India and the United States agreed Wednesday to develop new ways of securing data and to expand cooperation to protect networks from destructive viruses and computer hackers. The two countries reached the agreement at the end of a two-day conference Wednesday of the main information technology industry organizations of India and the United States.

"The United States is willing to begin cooperation with appropriate government entities, including in India," said Michele Markoff, the senior coordinator for international critical infrastructure protection in the U.S. State Department.

"Protection of networks and information structures is as essential to the safety of our citizens and economy as our buildings ... and airports," Markoff told the closing session of the conference.

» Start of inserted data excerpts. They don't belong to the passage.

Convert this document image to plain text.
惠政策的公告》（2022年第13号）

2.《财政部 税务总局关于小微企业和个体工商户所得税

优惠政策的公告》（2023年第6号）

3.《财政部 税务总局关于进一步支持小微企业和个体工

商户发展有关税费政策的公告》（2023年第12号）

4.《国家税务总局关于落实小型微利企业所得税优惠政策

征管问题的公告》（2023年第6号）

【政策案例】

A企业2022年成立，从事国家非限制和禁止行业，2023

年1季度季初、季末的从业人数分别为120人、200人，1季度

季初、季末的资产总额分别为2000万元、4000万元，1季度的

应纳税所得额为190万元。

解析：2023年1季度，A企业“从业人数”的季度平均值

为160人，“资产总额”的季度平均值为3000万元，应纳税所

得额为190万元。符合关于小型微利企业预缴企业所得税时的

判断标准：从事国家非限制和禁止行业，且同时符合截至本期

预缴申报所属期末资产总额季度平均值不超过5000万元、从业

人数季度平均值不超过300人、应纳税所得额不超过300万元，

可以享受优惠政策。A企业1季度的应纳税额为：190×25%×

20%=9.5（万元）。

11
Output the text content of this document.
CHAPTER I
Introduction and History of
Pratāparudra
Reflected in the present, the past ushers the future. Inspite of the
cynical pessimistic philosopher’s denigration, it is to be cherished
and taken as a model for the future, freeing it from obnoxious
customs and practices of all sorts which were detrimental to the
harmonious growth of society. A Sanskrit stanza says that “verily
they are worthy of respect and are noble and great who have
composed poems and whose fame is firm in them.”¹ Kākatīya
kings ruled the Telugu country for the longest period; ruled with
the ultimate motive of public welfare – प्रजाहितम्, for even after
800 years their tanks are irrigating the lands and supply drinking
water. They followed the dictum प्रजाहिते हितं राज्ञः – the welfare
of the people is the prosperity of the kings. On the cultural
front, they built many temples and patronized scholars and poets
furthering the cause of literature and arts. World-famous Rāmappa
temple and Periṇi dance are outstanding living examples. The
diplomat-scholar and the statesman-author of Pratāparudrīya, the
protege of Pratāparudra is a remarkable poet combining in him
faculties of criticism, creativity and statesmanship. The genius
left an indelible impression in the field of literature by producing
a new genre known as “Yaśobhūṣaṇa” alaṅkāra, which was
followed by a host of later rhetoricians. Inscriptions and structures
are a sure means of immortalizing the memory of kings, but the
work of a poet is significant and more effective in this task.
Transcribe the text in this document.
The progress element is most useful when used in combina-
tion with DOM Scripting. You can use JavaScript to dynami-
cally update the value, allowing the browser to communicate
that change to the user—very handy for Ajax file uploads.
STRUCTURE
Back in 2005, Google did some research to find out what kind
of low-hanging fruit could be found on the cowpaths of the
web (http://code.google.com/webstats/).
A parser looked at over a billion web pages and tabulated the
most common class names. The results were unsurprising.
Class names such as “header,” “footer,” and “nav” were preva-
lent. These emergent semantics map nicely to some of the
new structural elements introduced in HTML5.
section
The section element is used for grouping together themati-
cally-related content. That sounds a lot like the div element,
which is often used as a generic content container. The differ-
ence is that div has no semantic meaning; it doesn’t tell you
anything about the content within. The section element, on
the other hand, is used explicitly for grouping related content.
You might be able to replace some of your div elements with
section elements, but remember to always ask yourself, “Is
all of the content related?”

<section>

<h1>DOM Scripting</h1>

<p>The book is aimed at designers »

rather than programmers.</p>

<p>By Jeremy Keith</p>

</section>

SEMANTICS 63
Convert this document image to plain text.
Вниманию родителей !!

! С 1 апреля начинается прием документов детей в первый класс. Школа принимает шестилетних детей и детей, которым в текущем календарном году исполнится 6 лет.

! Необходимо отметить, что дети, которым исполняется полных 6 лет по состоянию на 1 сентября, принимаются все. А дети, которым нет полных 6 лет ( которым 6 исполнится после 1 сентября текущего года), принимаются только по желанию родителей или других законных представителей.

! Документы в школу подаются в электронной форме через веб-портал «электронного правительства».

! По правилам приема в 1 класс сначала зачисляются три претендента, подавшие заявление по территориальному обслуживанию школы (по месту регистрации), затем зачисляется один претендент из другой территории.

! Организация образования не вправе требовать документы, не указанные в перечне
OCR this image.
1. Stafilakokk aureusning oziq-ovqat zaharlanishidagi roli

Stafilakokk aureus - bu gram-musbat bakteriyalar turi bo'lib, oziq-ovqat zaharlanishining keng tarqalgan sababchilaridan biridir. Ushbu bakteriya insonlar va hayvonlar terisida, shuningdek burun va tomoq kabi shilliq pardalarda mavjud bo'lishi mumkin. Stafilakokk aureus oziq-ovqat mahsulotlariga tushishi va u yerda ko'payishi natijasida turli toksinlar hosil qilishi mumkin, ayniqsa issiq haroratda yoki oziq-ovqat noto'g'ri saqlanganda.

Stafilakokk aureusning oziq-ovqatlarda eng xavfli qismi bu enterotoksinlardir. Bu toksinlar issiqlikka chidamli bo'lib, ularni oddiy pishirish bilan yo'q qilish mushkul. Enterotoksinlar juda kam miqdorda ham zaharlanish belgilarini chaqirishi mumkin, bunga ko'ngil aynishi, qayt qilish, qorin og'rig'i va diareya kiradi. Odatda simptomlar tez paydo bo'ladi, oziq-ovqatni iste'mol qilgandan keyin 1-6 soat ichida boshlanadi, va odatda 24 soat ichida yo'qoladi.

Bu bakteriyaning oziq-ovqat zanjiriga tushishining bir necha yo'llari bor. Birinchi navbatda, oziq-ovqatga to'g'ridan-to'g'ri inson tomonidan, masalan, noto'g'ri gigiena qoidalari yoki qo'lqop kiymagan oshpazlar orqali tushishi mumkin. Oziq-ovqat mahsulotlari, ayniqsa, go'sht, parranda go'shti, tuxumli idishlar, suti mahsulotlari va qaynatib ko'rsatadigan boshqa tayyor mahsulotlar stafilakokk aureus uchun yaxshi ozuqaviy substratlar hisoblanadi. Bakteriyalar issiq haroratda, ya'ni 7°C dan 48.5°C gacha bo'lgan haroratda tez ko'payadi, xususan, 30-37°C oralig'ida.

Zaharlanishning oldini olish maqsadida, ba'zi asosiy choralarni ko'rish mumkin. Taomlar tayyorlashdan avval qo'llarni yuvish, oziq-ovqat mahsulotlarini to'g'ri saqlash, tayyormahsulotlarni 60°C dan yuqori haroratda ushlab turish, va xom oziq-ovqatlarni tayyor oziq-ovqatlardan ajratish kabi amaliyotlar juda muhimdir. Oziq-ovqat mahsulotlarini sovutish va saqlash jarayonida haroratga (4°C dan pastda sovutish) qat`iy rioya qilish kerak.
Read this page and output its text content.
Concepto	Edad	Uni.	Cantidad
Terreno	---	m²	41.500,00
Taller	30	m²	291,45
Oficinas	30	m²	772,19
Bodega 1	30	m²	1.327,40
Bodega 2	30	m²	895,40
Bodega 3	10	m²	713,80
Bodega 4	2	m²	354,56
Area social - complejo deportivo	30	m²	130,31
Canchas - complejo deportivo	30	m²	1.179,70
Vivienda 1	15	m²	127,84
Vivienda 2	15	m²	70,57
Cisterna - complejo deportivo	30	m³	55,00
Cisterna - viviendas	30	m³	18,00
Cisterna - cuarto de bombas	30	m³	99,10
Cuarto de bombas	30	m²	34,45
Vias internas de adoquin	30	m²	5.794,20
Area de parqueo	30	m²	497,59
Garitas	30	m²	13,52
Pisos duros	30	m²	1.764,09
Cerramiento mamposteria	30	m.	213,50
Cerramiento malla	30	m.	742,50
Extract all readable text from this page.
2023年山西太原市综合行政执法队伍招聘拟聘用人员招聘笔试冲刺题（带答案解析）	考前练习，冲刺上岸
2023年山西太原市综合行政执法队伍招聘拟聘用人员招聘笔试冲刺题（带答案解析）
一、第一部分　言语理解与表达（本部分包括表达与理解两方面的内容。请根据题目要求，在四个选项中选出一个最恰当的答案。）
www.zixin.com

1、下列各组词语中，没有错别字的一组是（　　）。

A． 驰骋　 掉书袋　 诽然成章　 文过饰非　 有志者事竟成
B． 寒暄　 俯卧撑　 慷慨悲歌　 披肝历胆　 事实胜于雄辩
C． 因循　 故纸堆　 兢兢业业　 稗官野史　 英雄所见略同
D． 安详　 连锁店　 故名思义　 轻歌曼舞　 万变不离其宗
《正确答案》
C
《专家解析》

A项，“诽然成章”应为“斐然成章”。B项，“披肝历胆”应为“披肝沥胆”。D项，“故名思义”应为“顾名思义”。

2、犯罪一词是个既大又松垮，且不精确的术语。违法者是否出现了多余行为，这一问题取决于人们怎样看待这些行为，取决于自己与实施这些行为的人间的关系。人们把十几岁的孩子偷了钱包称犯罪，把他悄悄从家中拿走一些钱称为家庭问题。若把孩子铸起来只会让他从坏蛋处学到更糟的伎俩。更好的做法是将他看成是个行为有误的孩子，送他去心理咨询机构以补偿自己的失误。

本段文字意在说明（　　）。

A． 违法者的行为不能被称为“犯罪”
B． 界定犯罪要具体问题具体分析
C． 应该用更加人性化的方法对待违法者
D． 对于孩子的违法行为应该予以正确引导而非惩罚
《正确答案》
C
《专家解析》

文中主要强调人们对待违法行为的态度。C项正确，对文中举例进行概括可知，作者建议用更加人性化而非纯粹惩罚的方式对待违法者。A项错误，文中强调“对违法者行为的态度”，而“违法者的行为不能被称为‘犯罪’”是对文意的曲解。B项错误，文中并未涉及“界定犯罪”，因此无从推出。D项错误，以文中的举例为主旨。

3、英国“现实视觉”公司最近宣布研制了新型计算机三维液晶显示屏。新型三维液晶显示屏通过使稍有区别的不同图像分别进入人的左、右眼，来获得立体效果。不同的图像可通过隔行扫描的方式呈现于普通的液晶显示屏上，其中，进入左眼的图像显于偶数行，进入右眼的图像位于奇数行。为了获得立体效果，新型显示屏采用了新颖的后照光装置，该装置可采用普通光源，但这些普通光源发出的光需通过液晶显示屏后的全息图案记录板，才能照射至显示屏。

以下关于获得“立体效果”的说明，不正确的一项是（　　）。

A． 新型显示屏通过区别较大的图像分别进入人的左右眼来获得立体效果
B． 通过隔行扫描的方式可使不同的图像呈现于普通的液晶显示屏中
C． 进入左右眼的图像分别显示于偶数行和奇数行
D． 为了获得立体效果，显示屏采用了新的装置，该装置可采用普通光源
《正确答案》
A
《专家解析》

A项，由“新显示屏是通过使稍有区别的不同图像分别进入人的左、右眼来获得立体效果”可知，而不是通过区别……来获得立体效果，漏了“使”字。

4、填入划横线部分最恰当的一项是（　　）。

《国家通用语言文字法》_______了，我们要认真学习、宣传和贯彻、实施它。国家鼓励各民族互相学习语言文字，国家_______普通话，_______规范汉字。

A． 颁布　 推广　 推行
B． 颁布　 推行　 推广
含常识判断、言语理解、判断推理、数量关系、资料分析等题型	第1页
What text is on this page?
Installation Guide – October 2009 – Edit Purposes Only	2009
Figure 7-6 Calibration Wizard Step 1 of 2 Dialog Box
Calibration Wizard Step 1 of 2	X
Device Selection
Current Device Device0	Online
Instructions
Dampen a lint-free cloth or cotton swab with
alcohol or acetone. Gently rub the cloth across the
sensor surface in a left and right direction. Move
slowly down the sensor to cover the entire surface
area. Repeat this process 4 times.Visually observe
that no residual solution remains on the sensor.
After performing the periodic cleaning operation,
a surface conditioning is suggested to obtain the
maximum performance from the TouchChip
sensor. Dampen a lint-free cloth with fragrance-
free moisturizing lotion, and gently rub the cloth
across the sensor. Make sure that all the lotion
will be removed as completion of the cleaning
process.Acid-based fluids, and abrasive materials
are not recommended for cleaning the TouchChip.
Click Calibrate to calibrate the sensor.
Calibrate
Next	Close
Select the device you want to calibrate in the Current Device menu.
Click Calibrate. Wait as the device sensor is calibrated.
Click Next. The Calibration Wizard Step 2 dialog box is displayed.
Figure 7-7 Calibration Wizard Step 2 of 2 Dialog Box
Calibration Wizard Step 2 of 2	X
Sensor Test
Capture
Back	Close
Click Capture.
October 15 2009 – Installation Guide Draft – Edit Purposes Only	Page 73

Markoff said that only a few months ago, the United States set up a 24-hour, seven-day-a-week monitoring system to watch for hacking or destructive computer and software viruses.

But she said monitoring is more effective if done across the globe, with every nation setting up a system to protect its own data and networks and quickly sharing information on attacks. Markoff said most nations already have someone in government or the military on 24-hour alert who could also watch for a cyber attack.

Just how it would work will be discussed in November when the Information Technology Association of America hosts its Indian counterpart, the National Association of Software and Service Companies, or NASSCOM, the two groups that met in New Delhi this week.

While governments are concerned about protecting networks against attacks by terrorist hackers, industry leaders also want to tackle data theft by employees or commercial hackers, computer viruses and unwanted e-mail -- or "spam" -- that hurts productivity.

"We all talk about (the potential threat of) al-Qaeda, but nine out of 10 problems are employees, ex-employees, ex-partners, ex-partners of employees, buddies they gave a password to," said Jerry Rao, the NASSCOM chairman and founder of India's Infosys software giant.

He said NASSCOM will have "the kernel" of a voluntary employee registry in place by March -- to be handled by an outside agency -- that would confirm the background and identity of employees in India's information technology industry, while safeguarding their privacy.